La liturgie de ce dimanche se trouve au confluent de deux traditions différentes. Il s’agit, d’une part, du troisième dimanche de l’Avent, dit dimanche de «Gaudete» (réjouissez-vous!)[1]: l’Église veut nous préparer à la grande réjouissance que sera Noël, et nous fait écouter les invitations à la joie que nous adressent Isaïe et saint Paul. Nous lisons aussi le Magnificat, où la voix de Marie, pleine de joie, invite à la louange.

D’un autre côté, Jean-Baptiste est notre compagnon traditionnel pendant l’Avent. Lors du troisième dimanche, nous l’écoutons d’ordinaire proclamer l’avènement des temps messianiques, depuis sa prison, pour l’année A (Mt 11), ou à l’occasion du baptême de Jésus pour l’année C (Lc 3). Mais puisque l’Évangile de Marc ne comporte pas de scène similaire, nous empruntons l’évangile de ce jour à Jean: le témoignage du précurseur à Béthanie, juste avant le baptême de Jésus.

L’évangile: le témoignage de Jean (Jn 1,6-8.19-28)

Une parole domine l’évangile: le «témoignage» (μαρτυρία, marturia), qui qualifie l’action de Jean-Baptiste à l’égard de Jésus. C’est dans le domaine légal qu’il faut chercher son origine: dans l’Antiquité, où il n’y avait pas d’enquête préliminaire ni de dossier écrit, la déposition devant le juge, le témoignage, était essentiel, et l’issue du procès en dépendait. Tout l’évangile de Jean est marqué par ce caractère judiciaire, où certains faits – ses signes, les miracles – déposent en faveur de Jésus, tandis que ses adversaires accumulent les griefs contre lui pour le faire condamner légalement. Il suffit de relire Jn 5,31-47 pour s’en convaincre; Jésus y affirme par exemple: «Si je me rends témoignage à moi-même, mon témoignage n’est pas valable…» (v.31).

Ce thème est si important pour Jean qu’il l’a inséré dans son majestueux Prologue (1,1-8), en ouverture de l’évangile: ce sont les trois premiers versets de l’évangile du jour (6-8).

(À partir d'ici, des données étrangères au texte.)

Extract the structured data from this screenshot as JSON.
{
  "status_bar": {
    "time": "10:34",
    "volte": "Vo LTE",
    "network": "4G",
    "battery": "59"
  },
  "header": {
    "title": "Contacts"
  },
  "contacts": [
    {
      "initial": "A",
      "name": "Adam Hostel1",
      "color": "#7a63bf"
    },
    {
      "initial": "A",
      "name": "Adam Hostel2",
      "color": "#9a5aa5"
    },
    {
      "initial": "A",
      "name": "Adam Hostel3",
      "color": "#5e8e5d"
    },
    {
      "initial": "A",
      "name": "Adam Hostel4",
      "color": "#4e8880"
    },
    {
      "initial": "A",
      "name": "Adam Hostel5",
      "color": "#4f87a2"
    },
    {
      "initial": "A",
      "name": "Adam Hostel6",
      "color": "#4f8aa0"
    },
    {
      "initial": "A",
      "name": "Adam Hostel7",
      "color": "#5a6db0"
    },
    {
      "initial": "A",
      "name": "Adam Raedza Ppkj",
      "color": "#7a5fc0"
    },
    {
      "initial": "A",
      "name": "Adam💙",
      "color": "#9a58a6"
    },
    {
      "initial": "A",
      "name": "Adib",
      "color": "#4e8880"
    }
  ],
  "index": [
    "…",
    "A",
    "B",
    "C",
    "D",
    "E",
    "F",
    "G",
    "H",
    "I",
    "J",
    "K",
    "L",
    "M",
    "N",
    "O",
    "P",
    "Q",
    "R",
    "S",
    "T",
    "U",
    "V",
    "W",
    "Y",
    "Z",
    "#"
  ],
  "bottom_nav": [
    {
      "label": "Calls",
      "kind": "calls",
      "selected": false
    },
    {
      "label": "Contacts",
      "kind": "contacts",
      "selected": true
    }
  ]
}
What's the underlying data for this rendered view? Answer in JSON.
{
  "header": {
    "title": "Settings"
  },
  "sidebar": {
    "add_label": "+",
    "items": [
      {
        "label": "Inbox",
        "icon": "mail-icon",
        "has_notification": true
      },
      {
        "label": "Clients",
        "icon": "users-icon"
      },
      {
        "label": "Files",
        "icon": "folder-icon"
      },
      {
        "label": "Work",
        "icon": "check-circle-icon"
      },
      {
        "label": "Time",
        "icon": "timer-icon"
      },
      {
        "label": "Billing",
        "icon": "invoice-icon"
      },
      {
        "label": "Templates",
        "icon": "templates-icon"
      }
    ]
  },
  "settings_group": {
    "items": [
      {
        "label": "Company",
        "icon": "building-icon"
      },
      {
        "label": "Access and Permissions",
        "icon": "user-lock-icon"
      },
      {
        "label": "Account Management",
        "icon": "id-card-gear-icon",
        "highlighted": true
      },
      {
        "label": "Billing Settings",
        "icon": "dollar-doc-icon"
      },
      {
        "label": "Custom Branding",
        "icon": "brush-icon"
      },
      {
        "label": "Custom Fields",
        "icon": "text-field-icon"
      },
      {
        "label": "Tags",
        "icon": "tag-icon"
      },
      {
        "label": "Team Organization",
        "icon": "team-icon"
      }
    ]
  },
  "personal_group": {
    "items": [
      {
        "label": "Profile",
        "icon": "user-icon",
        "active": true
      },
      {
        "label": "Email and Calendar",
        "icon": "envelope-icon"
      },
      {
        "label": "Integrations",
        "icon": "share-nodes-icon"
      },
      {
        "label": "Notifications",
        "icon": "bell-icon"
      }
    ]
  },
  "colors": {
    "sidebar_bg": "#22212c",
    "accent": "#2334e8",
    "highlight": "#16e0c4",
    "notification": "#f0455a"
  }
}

Le Christ est la Lumière, le Verbe fait chair, et Jean «était là pour rendre témoignage à la lumière», c’est-à-dire affirmer devant le peuple juif que Jésus est bien le Messie, le Fils du Dieu vivant. De même qu’un tribunal se fie à la véracité du témoin, pour décider sur un fait qui ne lui est plus accessible, les hommes sont invités par Jean à la foi (afin que tous croient par lui, v.7), pour adhérer à une vérité qui n’est pas d’accès immédiat aux sens.

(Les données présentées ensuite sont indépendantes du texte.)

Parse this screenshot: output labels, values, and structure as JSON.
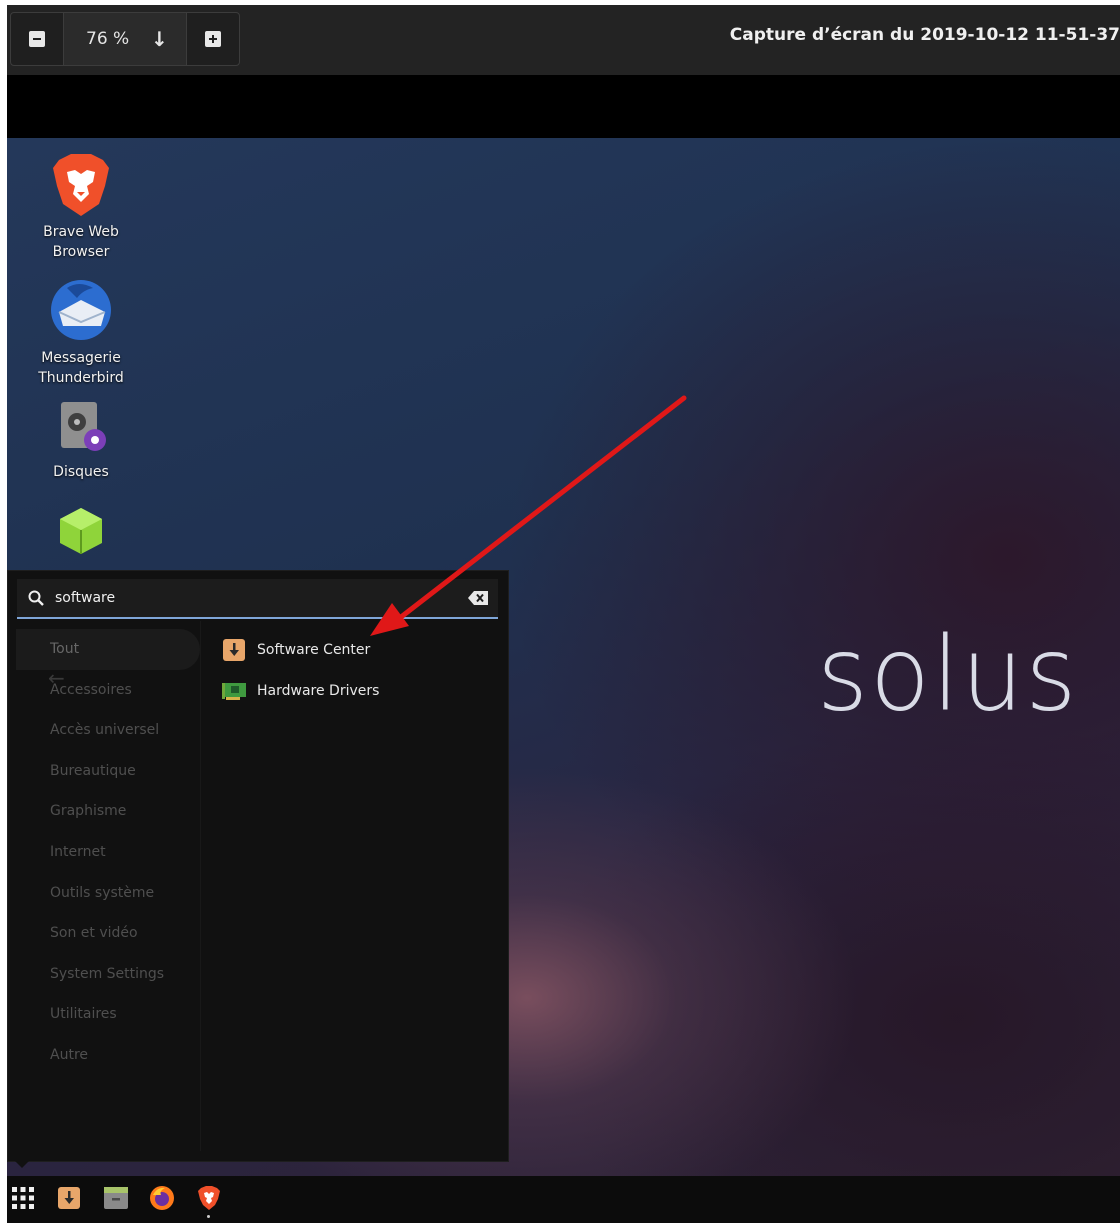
{
  "viewer": {
    "zoom_value": "76 %",
    "title": "Capture d’écran du 2019-10-12 11-51-37"
  },
  "desktop": {
    "logo_text": "solus",
    "icons": [
      {
        "label_line1": "Brave Web",
        "label_line2": "Browser",
        "icon": "brave-lion-icon"
      },
      {
        "label_line1": "Messagerie",
        "label_line2": "Thunderbird",
        "icon": "thunderbird-icon"
      },
      {
        "label_line1": "Disques",
        "label_line2": "",
        "icon": "disks-icon"
      },
      {
        "label_line1": "",
        "label_line2": "",
        "icon": "green-cube-icon"
      }
    ]
  },
  "menu": {
    "search_value": "software",
    "categories": [
      "Tout",
      "Accessoires",
      "Accès universel",
      "Bureautique",
      "Graphisme",
      "Internet",
      "Outils système",
      "Son et vidéo",
      "System Settings",
      "Utilitaires",
      "Autre"
    ],
    "results": [
      {
        "label": "Software Center",
        "icon": "software-center-icon"
      },
      {
        "label": "Hardware Drivers",
        "icon": "hardware-drivers-icon"
      }
    ]
  },
  "taskbar": {
    "items": [
      "app-grid-icon",
      "software-center-icon",
      "files-icon",
      "firefox-icon",
      "brave-icon"
    ]
  },
  "colors": {
    "search_underline": "#7fa6d8",
    "annotation_arrow": "#e01818",
    "menu_bg": "#111111"
  }
}
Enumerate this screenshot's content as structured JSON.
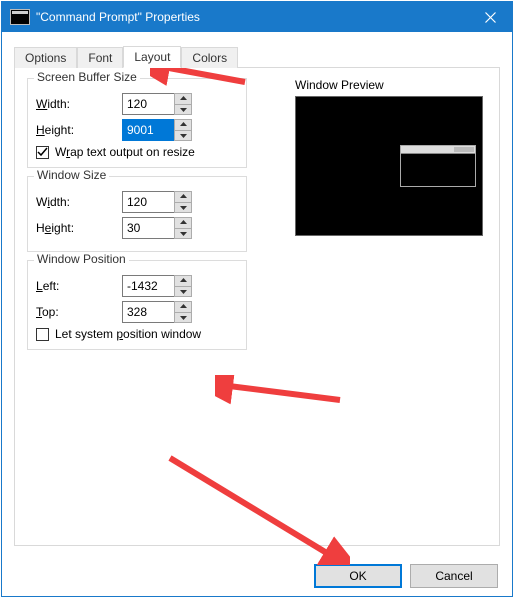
{
  "window": {
    "title": "\"Command Prompt\" Properties"
  },
  "tabs": {
    "options": "Options",
    "font": "Font",
    "layout": "Layout",
    "colors": "Colors",
    "active": "layout"
  },
  "screenBuffer": {
    "legend": "Screen Buffer Size",
    "widthLabel_u": "W",
    "widthLabel_rest": "idth:",
    "widthValue": "120",
    "heightLabel_u": "H",
    "heightLabel_rest": "eight:",
    "heightValue": "9001",
    "wrapLabel_pre": "W",
    "wrapLabel_u": "r",
    "wrapLabel_post": "ap text output on resize",
    "wrapChecked": true
  },
  "windowSize": {
    "legend": "Window Size",
    "widthLabel_pre": "W",
    "widthLabel_u": "i",
    "widthLabel_post": "dth:",
    "widthValue": "120",
    "heightLabel_pre": "H",
    "heightLabel_u": "e",
    "heightLabel_post": "ight:",
    "heightValue": "30"
  },
  "windowPosition": {
    "legend": "Window Position",
    "leftLabel_u": "L",
    "leftLabel_rest": "eft:",
    "leftValue": "-1432",
    "topLabel_u": "T",
    "topLabel_rest": "op:",
    "topValue": "328",
    "sysPosLabel_pre": "Let system ",
    "sysPosLabel_u": "p",
    "sysPosLabel_post": "osition window",
    "sysPosChecked": false
  },
  "preview": {
    "label": "Window Preview"
  },
  "buttons": {
    "ok": "OK",
    "cancel": "Cancel"
  }
}
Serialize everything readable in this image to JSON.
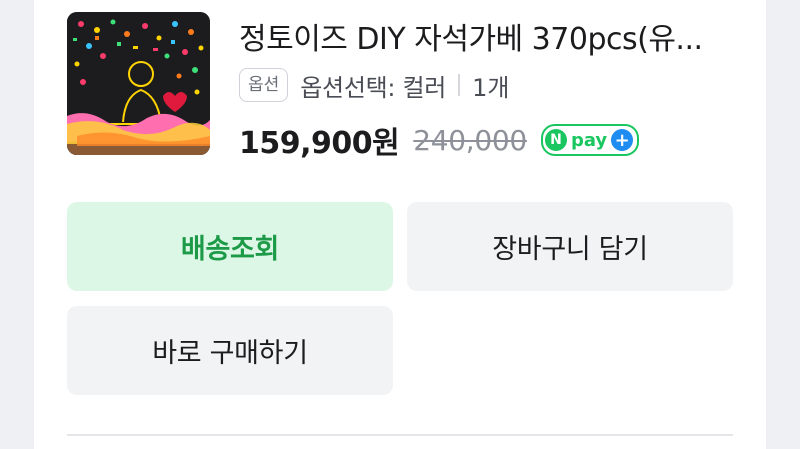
{
  "product": {
    "title": "정토이즈 DIY 자석가베 370pcs(유...",
    "option_tag": "옵션",
    "option_text": "옵션선택: 컬러",
    "quantity": "1개",
    "price": "159,900원",
    "original_price": "240,000",
    "npay_label": "pay",
    "npay_n": "N",
    "npay_plus": "+"
  },
  "actions": {
    "track_label": "배송조회",
    "cart_label": "장바구니 담기",
    "buy_label": "바로 구매하기"
  },
  "colors": {
    "track_bg": "#dcf7e5",
    "track_text": "#1c9a48",
    "npay_green": "#19c65f",
    "npay_blue": "#1e8cf0"
  }
}
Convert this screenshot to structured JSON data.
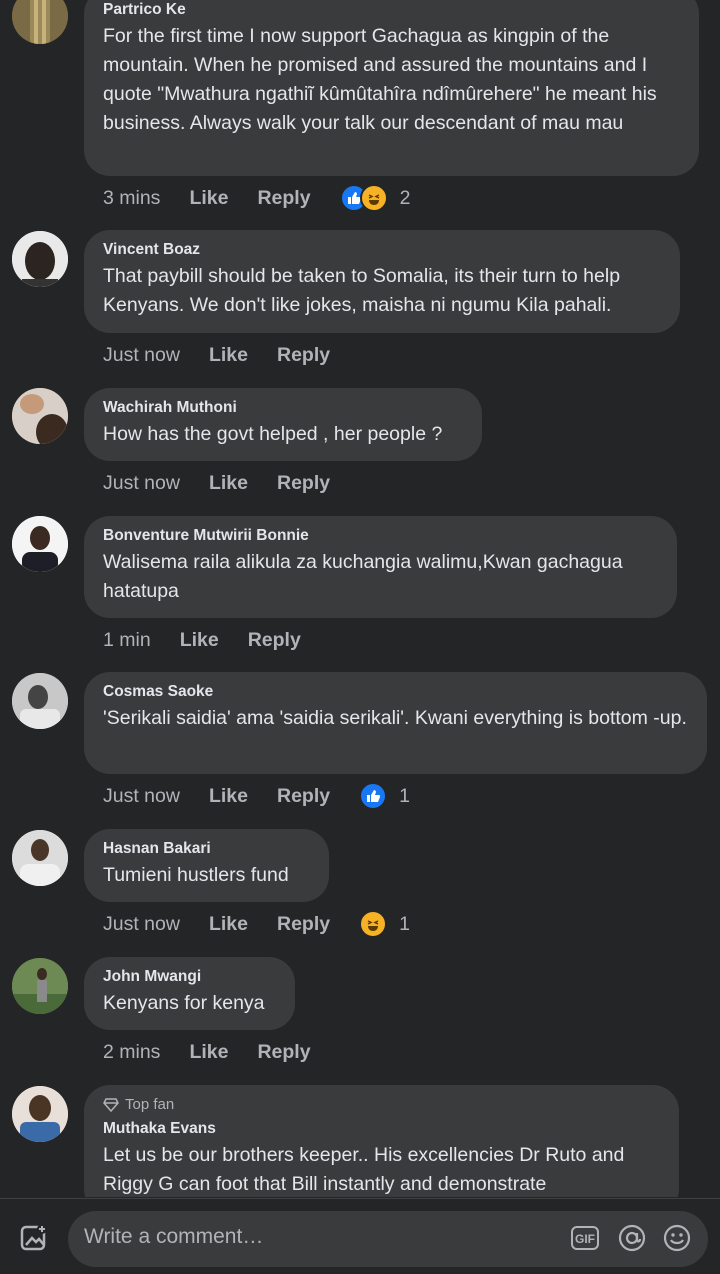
{
  "comments": [
    {
      "author": "Partrico Ke",
      "text": "For the first time I now support Gachagua as kingpin of the mountain. When he promised and assured the mountains and I quote \"Mwathura ngathiĩ kûmûtahîra ndîmûrehere\" he meant his business. Always walk your talk our descendant of mau mau",
      "time": "3 mins",
      "like": "Like",
      "reply": "Reply",
      "reaction_count": "2",
      "reactions": [
        "like-icon",
        "haha-icon"
      ]
    },
    {
      "author": "Vincent Boaz",
      "text": "That paybill should be taken to Somalia, its their turn to help Kenyans. We don't like jokes, maisha ni ngumu Kila pahali.",
      "time": "Just now",
      "like": "Like",
      "reply": "Reply"
    },
    {
      "author": "Wachirah Muthoni",
      "text": "How has the govt helped , her people ?",
      "time": "Just now",
      "like": "Like",
      "reply": "Reply"
    },
    {
      "author": "Bonventure Mutwirii Bonnie",
      "text": "Walisema raila alikula za kuchangia walimu,Kwan gachagua hatatupa",
      "time": "1 min",
      "like": "Like",
      "reply": "Reply"
    },
    {
      "author": "Cosmas Saoke",
      "text": "'Serikali saidia' ama 'saidia serikali'. Kwani everything is bottom -up.",
      "time": "Just now",
      "like": "Like",
      "reply": "Reply",
      "reaction_count": "1",
      "reactions": [
        "like-icon"
      ]
    },
    {
      "author": "Hasnan Bakari",
      "text": "Tumieni hustlers fund",
      "time": "Just now",
      "like": "Like",
      "reply": "Reply",
      "reaction_count": "1",
      "reactions": [
        "haha-icon"
      ]
    },
    {
      "author": "John Mwangi",
      "text": "Kenyans for kenya",
      "time": "2 mins",
      "like": "Like",
      "reply": "Reply"
    },
    {
      "badge": "Top fan",
      "author": "Muthaka Evans",
      "text": "Let us be our brothers keeper.. His excellencies Dr Ruto and Riggy G can foot that Bill instantly and demonstrate"
    }
  ],
  "composer": {
    "placeholder": "Write a comment…",
    "gif_label": "GIF"
  },
  "colors": {
    "background": "#242526",
    "bubble": "#3a3b3c",
    "primary_text": "#e4e6eb",
    "secondary_text": "#b0b3b8",
    "like_blue": "#1877f2",
    "haha_yellow": "#f7b125"
  }
}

D’où la ligne de partage qui divisera les personnages de l’évangile: s’opposer au Christ et le mettre à mort (les siens ne l’ont pas accueilli), ou devenir son disciple et recevoir une nouvelle vie (à tous ceux qui l’ont accueilli, il a donné de pouvoir devenir enfants de Dieu, v.12). C’est dans ce dernier sens que la tradition chrétienne assimile les «martyrs» à des témoins, associés au Christ jusqu’à la mort pour certifier sa divinité et recevoir la Vie.

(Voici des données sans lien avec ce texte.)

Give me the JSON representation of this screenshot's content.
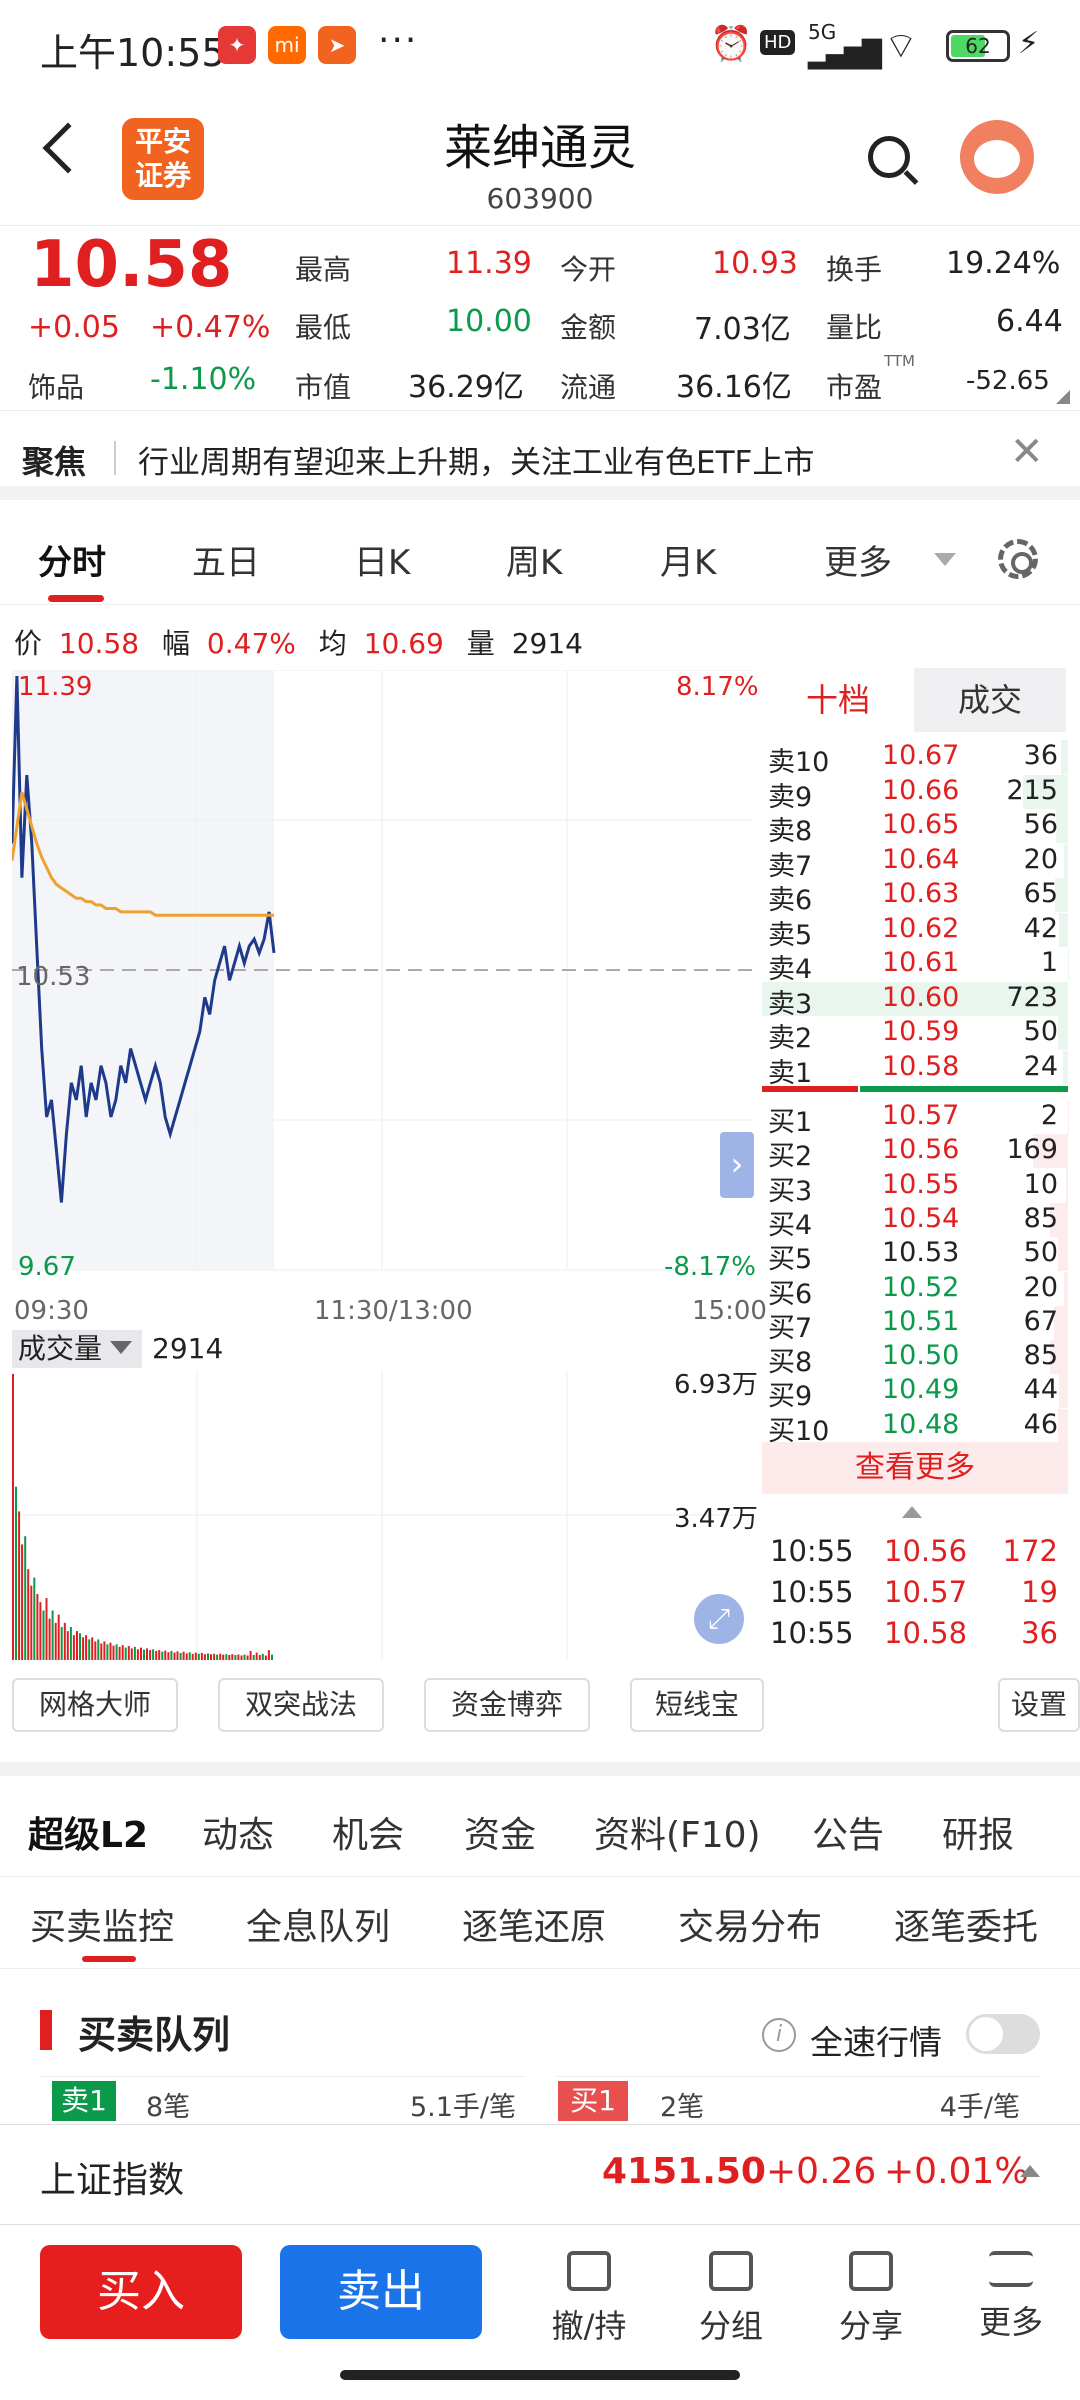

Comme lors d’un procès, on fait donc entrer le témoin pour qu’il donne sa version des faits et c’est ainsi que débute l’évangile de Jean, après le Prologue. Autour du baptême de Jésus, nous écoutons le témoignage de Jean-Baptiste dont la narration couvre trois jours: dialogue avec les émissaires juifs (vv.19-28); désignation de Jésus comme l’Agneau de Dieu (29-34); invitation faite à deux de ses disciples de suivre désormais le Christ (35-37).

La seconde partie de l’évangile du jour (Jn 1,19-28) nous présente donc le début de ce témoignage, le premier jour, lorsque Jean-Baptiste, sur un ton très rude, déroute et détrompe ses auditeurs. Ils voudraient se fixer sur sa personne, et tentent de l’inscrire dans la tradition juive. Serait-il le Messie attendu depuis des siècles, ou Elie qui devrait revenir avant lui selon Mal 4,5; ou encore le grand Prophète, ce personnage mystérieux auquel il est fait allusion dans le livre du Deutéronome (18,18) ?

Jean n’a de cesse de nier tout cela: il ne veut être qu’un signe, «la voix de celui qui crie dans le désert» (Is 40,3 LXX), comme nous l’avons entendu la semaine dernière chez Marc. Il ne veut en aucun cas faire écran à la Lumière qu’est le Christ, et n’est là que pour affirmer sa présence: «Au milieu de vous se tient celui que vous ne connaissez pas» (v.26).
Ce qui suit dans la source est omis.